Before exercising their warrants, holders of warrants will not have any of the rights of holders of the securities purchasable upon such exercise, including:
 
in the case of warrants to purchase debt securities, the right to receive payments of principal of, or premium, if any, or interest on, the debt securities purchasable upon exercise or to enforce covenants in the applicable indenture; or
in the case of warrants to purchase common stock or preferred stock, the right to receive dividends, if any, or, payments upon our liquidation, dissolution or winding up or to exercise voting rights, if any.
 
 
 
 
 
Exercise of Warrants. Each warrant will entitle the holder to purchase the securities that we specify in the any applicable prospectus or prospectus supplement at the exercise price that we describe in any applicable prospectus or prospectus supplement. Unless we otherwise specify in the applicable prospectus supplement, holders of the warrants may exercise the warrants at any time up to 5:00 P.M. New York time on the expiration date that we set forth in the applicable prospectus or prospectus supplement. After the close of business on the expiration date, unexercised warrants will become void.
 
Holders of the warrants may exercise the warrants by delivering the warrant certificate representing the warrants to be exercised together with specified information, and paying the required amount to the warrant agent in immediately available funds, as provided in the applicable prospectus or prospectus supplement. We will set forth on the reverse side of the warrant certificate and/or in the applicable prospectus or prospectus supplement the information that the holder of the warrant will be required to deliver to the warrant agent.
 
Upon receipt of the required payment and the warrant certificate properly completed and duly executed at the corporate trust office of the warrant agent or any other office indicated in the applicable prospectus or prospectus supplement, we will issue and deliver the securities purchasable upon such exercise. If fewer than all of the warrants represented by the warrant certificate are exercised, then we will issue a new warrant certificate for the remaining amount of warrants. If we so indicate in the applicable prospectus or prospectus supplement, holders of the warrants may surrender securities as all or part of the exercise price for the warrants (cashless exercise).
 
Enforceability of Rights by Holders of Warrants. Each warrant agent will act solely as our agent under the applicable warrant agreement and will not assume any obligation or relationship of agency or trust with any holder of any warrant.
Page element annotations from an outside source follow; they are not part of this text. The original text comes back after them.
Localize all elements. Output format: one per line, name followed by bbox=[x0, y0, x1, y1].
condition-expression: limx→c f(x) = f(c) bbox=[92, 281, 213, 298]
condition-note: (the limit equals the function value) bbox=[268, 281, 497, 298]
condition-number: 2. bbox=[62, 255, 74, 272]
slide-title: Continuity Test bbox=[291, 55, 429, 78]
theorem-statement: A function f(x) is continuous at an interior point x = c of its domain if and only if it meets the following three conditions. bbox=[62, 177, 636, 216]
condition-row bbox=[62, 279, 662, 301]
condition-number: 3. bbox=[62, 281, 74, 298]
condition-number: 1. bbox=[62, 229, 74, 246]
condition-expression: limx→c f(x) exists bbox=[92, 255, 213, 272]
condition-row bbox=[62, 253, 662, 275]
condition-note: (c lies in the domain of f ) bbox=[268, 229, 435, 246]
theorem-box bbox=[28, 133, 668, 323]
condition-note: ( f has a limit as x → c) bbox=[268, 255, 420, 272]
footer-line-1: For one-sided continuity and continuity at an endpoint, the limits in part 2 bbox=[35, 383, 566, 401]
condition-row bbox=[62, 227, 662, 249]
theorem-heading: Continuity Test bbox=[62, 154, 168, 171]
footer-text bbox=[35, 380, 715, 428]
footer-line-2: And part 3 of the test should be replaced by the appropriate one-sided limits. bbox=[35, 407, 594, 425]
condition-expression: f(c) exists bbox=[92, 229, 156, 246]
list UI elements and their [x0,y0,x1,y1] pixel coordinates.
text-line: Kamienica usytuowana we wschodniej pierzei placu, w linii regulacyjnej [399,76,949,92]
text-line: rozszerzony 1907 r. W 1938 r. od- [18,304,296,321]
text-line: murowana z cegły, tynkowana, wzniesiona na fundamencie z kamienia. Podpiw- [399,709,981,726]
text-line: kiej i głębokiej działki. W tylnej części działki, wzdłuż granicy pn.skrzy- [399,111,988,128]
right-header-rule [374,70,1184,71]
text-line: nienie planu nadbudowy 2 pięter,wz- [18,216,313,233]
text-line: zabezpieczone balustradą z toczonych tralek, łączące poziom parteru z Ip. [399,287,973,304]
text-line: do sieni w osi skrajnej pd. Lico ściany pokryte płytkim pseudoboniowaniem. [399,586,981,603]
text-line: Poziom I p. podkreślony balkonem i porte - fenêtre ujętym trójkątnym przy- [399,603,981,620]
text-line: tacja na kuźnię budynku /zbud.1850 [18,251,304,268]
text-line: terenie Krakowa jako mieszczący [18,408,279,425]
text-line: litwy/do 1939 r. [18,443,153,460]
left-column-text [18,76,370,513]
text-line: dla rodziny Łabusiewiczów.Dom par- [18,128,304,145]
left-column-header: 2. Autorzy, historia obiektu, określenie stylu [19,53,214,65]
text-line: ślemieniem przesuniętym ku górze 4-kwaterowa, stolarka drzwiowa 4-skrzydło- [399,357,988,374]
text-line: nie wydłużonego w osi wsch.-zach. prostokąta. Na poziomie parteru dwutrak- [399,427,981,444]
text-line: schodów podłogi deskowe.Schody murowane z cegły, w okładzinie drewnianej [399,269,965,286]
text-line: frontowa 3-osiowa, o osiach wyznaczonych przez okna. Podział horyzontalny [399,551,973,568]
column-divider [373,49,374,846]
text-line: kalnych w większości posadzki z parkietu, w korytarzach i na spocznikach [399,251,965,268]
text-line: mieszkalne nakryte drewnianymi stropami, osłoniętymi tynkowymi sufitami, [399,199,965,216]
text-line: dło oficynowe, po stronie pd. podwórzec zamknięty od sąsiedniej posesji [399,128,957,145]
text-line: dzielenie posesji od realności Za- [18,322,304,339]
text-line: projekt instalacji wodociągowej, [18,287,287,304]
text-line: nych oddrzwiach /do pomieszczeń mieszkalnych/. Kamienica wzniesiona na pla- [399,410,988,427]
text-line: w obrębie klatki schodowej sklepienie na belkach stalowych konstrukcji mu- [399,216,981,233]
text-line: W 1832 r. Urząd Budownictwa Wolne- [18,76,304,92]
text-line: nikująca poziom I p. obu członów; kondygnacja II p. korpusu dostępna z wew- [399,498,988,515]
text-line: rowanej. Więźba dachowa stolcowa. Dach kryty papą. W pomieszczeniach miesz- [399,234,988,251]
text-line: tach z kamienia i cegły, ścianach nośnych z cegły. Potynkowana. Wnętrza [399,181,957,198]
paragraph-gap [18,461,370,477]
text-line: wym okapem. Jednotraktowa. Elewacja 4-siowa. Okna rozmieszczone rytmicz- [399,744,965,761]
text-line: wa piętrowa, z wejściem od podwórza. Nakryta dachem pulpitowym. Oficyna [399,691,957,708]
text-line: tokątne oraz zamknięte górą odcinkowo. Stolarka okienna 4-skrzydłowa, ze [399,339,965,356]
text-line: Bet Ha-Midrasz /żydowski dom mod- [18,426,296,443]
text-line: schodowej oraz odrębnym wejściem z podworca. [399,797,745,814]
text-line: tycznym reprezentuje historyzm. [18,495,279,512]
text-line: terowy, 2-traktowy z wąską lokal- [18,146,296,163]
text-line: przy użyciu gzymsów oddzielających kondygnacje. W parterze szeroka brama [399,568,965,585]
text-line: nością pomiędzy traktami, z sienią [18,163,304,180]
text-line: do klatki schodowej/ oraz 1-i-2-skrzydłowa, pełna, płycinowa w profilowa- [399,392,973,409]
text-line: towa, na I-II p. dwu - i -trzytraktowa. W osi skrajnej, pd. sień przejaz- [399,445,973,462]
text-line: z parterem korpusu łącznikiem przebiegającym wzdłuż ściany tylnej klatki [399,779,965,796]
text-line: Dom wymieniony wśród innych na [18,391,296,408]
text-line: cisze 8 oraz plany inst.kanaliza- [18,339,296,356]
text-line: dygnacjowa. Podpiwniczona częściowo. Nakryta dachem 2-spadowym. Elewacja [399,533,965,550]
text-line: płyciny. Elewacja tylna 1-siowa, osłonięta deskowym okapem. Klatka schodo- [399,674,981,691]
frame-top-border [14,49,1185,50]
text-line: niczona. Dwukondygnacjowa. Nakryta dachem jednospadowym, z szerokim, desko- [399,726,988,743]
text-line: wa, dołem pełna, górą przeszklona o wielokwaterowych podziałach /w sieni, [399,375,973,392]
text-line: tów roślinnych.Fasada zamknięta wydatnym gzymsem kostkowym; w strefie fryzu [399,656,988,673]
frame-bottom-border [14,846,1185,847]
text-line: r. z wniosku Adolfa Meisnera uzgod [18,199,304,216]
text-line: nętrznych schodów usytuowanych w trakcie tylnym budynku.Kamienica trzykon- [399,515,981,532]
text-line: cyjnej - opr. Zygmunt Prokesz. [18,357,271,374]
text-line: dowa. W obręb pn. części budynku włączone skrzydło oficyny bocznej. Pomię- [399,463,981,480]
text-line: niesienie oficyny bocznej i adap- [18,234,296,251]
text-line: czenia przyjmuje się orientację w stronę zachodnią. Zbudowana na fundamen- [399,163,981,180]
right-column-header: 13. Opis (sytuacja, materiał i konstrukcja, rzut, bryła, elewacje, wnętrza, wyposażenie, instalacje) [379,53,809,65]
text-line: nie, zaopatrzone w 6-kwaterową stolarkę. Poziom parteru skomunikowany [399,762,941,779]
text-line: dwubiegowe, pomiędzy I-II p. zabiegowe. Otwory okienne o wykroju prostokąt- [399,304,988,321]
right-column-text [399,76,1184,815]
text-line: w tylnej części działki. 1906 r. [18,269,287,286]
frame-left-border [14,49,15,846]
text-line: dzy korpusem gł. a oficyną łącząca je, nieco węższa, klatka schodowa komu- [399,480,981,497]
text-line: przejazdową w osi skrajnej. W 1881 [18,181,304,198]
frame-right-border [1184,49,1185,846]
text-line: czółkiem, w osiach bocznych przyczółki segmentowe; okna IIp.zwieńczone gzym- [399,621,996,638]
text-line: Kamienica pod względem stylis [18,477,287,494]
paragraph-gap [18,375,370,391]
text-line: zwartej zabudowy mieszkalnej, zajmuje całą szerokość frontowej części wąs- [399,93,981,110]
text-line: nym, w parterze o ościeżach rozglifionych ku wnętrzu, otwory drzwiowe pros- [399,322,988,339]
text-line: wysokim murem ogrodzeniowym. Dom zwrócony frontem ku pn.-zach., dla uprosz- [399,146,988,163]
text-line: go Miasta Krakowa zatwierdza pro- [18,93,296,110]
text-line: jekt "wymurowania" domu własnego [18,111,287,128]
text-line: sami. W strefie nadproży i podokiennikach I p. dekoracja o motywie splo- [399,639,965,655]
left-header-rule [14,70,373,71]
A single bank or trust company may act as warrant agent for more than one issue of warrants. A warrant agent will have no duty or responsibility in case of any default by us under the applicable warrant agreement or warrant, including any duty or responsibility to initiate any proceedings at law or otherwise, or to make any demand upon us. Any holder of a warrant may, without the consent of the related warrant agent or the holder of any other warrant, enforce by appropriate legal action its right to exercise, and receive the securities purchasable upon exercise of, its warrants.